THE RETREAT HOUSE AT STS. JOHN AND PAUL
Fr. Tito Paolo Zeca
During the presence of the Gesuati religious at Sts. John and Paul (1440-1668), in March of 1555, the Jesuit Fr. Luis González de Cámara was called to preach a retreat to Abbot Jerome Martinengo, who had been named Apostolic Nunzio. However, only with the arrival of the Vincentians in 1697, would the Celio monastery consistently host retreatants.
The retreats were reserved mainly for their young religious or some other students who preferred the solitude of the Celio rather than the inevitable noise of the retreat house that they conducted at the Curia Innocenziana on the Montecitorio Hilltop.
With the arrival of the Passionists, on 9 December 1773, led by the Founder, St. Paul of the Cross, the Celio monastery became the Institute’s headquarters. However, the community here also performed the preaching ministries of the Congregation, both in the city and in the Roman countryside.
Rooms were reserved for retreatants, which eventually included the entire floor of the northern side of the monastery.
St. Vincent Mary Strambi (+ 1824), then superior of the retreat, drafted the first guidelines for the retreatants that was inspired by the Ignatian exercises in style and content. The superiors always chose the best qualified directors and preachers for this important ministry.
With the restoration of the Congregation, expedited by Pius VII after the Napoleonic Suppression (26 June 1814), the ministry of the spiritual exercises on the Caelian Hill experienced a period of great splendour.
Already in 1815, there were over 263 retreatants. During these years Giovanni Maria Mastai, the future blessed Pius IX (+ 1878), assiduously frequented the retreat house. The abundant surviving documentation testifies to this Passionist ministry that continued throughout the nineteenth century and into the following century, until the present day.
Two blesseds in the mid nineteenth century, Fr. Dominic Barberi (+ 1849) and Fr. Lorenzo Salvi (+ 1856), preached retreats here especially during Advent and Lent-Easter.
Retreats for children were offered for those preparing for First Holy Communion, which remained an indelible memory as attested to by various witnesses. Retreatants, especially in the nineteenth century, came from various lifestyles — both secular and ecclesiastical, of noble family or humble origin and occupations. They had a common desire to hear the word of God by reflecting on the Eternal Maxims and above all, by meditating on the Passion, under the guidance of experienced missionaries.
The retreats were crowned by sacramental confession and Communion. A large group of Saints, Blesseds, and Servants of God took part in retreats on the Caelian Hill. Among them: St. Julian Eymard, Saint Gaspare del Bufalo, St.
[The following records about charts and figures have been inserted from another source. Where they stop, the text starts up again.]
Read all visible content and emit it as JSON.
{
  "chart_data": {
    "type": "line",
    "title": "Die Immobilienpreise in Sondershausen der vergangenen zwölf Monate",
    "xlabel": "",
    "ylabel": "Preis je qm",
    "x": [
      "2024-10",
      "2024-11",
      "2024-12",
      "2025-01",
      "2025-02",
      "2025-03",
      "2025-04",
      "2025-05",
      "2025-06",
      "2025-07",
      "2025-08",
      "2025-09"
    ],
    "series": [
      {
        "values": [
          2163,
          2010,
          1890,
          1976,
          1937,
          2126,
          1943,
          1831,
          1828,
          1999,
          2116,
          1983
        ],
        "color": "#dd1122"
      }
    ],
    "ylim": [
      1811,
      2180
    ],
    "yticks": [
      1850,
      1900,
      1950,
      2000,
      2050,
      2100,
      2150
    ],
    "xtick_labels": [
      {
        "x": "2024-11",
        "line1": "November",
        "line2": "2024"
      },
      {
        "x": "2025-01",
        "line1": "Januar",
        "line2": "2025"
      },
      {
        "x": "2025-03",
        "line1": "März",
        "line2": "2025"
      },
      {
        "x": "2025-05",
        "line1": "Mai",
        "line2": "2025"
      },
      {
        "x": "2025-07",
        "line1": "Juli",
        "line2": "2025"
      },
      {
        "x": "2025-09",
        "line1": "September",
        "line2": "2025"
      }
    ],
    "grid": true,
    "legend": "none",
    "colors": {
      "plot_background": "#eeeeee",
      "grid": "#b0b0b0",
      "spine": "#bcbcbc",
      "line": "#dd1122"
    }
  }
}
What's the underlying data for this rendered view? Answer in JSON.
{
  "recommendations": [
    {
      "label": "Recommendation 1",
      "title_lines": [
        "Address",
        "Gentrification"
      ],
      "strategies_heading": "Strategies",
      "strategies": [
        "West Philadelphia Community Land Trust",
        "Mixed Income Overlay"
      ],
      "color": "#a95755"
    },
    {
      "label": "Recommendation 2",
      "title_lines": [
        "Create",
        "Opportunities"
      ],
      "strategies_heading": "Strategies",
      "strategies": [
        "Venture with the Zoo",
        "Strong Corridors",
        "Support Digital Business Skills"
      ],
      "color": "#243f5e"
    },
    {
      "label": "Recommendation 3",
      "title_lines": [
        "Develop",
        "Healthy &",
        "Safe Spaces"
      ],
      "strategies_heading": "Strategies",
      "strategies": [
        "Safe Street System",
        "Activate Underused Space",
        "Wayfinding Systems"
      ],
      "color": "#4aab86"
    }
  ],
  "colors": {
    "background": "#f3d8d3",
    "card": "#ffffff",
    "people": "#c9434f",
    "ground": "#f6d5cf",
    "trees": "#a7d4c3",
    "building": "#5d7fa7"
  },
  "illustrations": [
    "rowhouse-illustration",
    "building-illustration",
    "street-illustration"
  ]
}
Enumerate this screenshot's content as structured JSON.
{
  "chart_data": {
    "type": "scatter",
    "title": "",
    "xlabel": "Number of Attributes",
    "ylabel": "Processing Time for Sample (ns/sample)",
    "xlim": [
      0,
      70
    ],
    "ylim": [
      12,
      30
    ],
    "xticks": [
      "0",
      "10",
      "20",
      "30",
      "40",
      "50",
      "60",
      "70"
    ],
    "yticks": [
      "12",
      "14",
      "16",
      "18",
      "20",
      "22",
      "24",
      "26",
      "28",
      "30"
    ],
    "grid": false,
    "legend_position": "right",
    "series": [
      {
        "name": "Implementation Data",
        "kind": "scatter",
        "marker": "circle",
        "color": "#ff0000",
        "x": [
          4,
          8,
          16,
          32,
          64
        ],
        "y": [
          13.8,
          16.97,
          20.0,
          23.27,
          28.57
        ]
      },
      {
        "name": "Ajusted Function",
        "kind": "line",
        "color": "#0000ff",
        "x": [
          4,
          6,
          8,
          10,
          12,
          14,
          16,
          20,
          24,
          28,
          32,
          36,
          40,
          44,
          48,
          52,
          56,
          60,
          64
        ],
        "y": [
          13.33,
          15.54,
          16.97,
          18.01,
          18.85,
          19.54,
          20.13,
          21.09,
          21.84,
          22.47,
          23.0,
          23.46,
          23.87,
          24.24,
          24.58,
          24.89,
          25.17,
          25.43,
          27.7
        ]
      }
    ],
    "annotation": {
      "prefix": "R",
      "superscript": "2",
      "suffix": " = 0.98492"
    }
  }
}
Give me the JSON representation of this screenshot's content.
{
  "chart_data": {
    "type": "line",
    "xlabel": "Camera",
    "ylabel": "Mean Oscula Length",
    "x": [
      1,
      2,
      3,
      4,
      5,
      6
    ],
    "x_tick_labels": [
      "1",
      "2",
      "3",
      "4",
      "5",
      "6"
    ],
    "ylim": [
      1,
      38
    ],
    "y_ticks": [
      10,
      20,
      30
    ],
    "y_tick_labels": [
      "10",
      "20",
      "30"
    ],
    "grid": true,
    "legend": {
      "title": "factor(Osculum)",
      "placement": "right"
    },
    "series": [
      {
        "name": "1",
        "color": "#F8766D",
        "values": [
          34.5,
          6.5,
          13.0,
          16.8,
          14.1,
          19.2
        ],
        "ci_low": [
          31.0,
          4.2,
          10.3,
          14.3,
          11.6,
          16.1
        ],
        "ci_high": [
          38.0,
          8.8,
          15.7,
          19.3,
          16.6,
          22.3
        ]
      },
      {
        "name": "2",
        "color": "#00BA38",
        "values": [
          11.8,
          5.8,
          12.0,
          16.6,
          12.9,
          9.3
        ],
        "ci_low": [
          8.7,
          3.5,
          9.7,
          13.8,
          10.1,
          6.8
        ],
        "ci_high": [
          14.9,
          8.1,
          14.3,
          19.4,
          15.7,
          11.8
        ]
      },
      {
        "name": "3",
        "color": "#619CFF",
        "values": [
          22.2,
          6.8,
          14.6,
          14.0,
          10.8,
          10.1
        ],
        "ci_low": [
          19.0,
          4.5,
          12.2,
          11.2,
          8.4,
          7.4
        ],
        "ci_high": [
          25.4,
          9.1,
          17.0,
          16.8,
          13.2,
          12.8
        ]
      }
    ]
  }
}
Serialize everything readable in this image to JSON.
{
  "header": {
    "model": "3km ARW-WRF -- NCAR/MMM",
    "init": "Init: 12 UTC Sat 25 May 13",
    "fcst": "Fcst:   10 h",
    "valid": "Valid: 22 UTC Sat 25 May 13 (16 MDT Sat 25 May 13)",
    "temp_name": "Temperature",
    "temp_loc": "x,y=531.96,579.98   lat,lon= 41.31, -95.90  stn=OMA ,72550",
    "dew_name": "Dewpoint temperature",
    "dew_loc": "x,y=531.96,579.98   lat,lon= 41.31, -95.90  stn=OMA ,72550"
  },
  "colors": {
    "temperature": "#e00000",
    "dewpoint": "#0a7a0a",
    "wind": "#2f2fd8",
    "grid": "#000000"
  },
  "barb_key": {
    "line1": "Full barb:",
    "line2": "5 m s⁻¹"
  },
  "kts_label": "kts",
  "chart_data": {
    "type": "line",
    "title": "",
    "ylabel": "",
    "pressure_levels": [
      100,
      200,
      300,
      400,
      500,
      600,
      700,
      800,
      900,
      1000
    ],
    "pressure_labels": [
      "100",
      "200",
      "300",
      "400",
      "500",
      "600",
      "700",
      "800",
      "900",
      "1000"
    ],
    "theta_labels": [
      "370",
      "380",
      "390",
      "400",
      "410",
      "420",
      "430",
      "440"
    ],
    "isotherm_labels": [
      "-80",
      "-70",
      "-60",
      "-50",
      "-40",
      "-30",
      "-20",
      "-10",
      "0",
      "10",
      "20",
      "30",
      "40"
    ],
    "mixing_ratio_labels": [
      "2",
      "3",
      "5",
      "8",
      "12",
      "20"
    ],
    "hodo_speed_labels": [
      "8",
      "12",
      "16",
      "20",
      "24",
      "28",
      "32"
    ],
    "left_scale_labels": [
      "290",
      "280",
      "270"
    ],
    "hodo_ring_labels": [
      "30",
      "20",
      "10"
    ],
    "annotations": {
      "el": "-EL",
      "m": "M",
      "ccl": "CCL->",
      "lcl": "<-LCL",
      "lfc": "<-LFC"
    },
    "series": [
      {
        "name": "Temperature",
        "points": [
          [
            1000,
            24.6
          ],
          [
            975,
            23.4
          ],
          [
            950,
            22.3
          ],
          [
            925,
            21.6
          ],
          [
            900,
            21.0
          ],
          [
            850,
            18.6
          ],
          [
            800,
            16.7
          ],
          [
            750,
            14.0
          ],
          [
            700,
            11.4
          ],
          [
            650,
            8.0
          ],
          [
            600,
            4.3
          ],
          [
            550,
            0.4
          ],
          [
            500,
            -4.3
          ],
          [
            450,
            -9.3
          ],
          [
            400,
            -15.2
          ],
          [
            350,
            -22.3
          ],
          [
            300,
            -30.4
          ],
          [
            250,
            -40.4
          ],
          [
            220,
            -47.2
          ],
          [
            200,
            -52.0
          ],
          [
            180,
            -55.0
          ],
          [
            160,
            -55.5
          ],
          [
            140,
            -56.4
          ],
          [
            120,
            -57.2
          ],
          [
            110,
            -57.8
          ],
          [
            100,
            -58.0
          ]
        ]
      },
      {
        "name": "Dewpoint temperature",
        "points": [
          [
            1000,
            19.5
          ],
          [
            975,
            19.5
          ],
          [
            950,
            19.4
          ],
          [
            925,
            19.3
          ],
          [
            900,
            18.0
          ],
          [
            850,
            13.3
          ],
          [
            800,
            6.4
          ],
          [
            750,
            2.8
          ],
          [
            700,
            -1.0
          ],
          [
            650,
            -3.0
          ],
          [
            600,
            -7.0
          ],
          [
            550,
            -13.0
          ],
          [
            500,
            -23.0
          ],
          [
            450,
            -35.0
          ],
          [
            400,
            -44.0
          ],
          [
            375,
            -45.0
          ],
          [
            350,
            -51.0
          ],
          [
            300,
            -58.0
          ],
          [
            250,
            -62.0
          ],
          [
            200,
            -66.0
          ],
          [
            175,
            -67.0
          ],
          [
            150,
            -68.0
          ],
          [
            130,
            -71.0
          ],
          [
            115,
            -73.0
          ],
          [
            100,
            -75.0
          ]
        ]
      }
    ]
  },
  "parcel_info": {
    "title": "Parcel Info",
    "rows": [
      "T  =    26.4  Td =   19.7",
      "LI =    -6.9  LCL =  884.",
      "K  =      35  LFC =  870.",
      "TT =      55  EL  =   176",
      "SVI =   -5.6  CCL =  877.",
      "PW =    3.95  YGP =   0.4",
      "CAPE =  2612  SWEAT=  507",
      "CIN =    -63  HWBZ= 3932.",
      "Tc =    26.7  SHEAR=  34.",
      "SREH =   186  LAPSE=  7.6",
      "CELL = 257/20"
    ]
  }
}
Anthony Mary Gianelli, Saint Vincent Pallotti and Blessed Antonio Rosmini.
There were also Popes, such as the aforementioned Pius IX, and then Leo XIII, John XXIII, Paul VI, John Paul I.
From the late 19th century and throughout the 20th century the retreats were gradually assigned to various categories, priests, religious and lay faithful. After the Second Vatican Council, the Retreat House was also opened to Sisters, the laity and numerous parish groups.
Many ordination candidates of the various Roman colleges ascended the Caelian Hill for spiritual exercises in preparation for the various clerical orders. These include the aforementioned Saint John XXIII who transcribed his memories of his retreat in the unforgettable pages of his “Journal of a Soul”.
The retreat house of the Caelian Hill, which was recently renovated, is one of the oldest in the city. Since the arrival of the Passionists in 1773, it has always served those who want to spend time in an atmosphere of silence and recollection, a powerful experience of the Spirit according to the characteristic spirituality of the Congregation of the Passion.